Becoming an expert in social media.

Not possible. We might as well face it. It is not possible to keep up with social media—the servers, the skills necessary to use each server, the terms used and the connections that servers make with each other. I put this blog on my website and it will appear is several different centres for perusal. I can’t keep track of where it goes. Of course I could if I spent more time learning about it. But then almost every author will tell you that social media takes time away from writing. We are reluctant to create blogs when we could be creating books.

I met an author who instantly and continuously fed her media centers. She coordinated her camera, her facebook, her goodread, her netgalley and several more sites with her website and her publishers’ websites. She was everywhere. I was impressed and depressed. I couldn’t do that. And then I discovered that her second life (most authors have a second life) was that of an advertising executive. Not fair!

We need to revise our career advice to authors. Forget the study of English and literature as a background for writing. Get a degree in advertising. That is what sells books.

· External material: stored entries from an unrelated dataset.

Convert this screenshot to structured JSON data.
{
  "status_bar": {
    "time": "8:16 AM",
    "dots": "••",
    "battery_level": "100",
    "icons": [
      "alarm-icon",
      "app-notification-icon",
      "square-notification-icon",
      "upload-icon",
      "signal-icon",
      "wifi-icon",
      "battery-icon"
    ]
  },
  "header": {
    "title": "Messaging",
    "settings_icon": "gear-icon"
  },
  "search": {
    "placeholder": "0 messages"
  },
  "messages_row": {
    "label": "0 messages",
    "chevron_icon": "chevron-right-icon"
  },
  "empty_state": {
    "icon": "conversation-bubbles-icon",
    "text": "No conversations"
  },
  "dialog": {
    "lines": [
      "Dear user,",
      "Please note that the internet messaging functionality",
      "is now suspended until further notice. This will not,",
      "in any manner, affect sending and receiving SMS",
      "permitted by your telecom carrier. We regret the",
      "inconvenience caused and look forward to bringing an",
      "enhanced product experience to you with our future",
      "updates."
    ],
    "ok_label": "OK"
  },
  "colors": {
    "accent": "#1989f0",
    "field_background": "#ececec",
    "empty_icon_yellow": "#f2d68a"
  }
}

There is an upside. Social connections are, well, social. And as authors we finally get to meet, talk to and take advice from readers. No longer do we have to sit in a nest dropping reams of great prose to the distant audience below. They are buzzing around the nest, involved in our stories, pulling us into their expectations. The world of writing is more active than it used to be. Our readers more apparent, more insistent and more involved in our lives. And that can be a very good thing.